Bitcoin investment products bled $1 billion in net outflows last week, snapping a six-week run of consecutive inflows. The reversal marks the largest single-week withdrawal from bitcoin funds since early March, according to data compiled by CoinShares. Ether products remained under pressure, continuing a trend that has weighed on sentiment for the second-largest crypto asset.
Ether still in the red
Ether-focused funds posted another week of outflows, though the pace slowed compared to previous weeks. The persistent selling suggests institutional appetite for ETH remains cautious, even as the broader market digests regulatory and macro developments. No issuer-specific figures were disclosed for ether products, but the category as a whole stayed negative.
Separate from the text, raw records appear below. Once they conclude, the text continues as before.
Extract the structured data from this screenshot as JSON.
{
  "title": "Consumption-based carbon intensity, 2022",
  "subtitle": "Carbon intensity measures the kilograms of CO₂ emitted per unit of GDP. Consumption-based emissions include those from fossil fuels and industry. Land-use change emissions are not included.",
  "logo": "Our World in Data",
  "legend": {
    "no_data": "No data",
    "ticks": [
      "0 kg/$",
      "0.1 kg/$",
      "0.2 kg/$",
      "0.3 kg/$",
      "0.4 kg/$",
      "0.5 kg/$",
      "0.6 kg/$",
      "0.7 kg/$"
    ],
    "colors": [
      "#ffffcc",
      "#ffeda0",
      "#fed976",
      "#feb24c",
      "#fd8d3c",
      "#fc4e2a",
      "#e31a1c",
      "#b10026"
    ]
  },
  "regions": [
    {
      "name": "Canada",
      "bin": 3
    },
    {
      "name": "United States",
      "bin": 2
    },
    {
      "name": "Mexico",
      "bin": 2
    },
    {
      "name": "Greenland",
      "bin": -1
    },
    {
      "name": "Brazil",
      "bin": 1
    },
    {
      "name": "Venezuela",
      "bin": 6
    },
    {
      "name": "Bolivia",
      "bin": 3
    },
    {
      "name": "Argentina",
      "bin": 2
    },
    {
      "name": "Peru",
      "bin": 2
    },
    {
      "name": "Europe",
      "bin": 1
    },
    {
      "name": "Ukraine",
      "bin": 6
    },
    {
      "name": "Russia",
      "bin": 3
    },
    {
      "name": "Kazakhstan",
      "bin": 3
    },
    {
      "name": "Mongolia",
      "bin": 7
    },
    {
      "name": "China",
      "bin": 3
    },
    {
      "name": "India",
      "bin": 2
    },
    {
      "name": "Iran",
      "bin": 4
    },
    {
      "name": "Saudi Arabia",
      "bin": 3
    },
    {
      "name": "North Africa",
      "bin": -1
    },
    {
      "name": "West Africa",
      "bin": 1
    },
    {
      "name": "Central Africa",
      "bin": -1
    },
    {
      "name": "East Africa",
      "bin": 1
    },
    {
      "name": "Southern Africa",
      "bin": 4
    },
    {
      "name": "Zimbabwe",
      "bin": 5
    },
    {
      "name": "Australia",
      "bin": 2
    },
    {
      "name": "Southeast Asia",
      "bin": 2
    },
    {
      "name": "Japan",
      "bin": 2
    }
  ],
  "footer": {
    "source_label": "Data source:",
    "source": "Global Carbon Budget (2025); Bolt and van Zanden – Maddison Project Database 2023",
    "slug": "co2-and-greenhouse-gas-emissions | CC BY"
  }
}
XRP and Solana ETFs buck the trend
Not every corner of the digital-asset fund market is retreating. XRP and Solana exchange-traded products continued to attract fresh institutional capital, extending a streak that has held for several weeks. The inflows into these products stand in sharp contrast to the bitcoin and ether outflows, signaling that allocators are rotating into alternative tokens rather than exiting crypto entirely.
Franklin Templeton and Bitwise drive XRP gains
Franklin Templeton and Bitwise were the primary drivers behind the inflows into XRP ETFs. The two asset managers saw steady demand for their respective XRP products, though exact inflow amounts were not broken out by issuer. Their continued traction suggests that traditional finance players are betting on XRP’s legal clarity and cross-border payments use case as a durable narrative.
What comes next is unclear. The bitcoin outflow data lands at a time when the broader market has been range-bound, and the shift in flow patterns could signal a tactical repositioning ahead of the next Federal Reserve meeting. Solana and XRP ETFs will be watched closely to see if their momentum holds through the end of the month.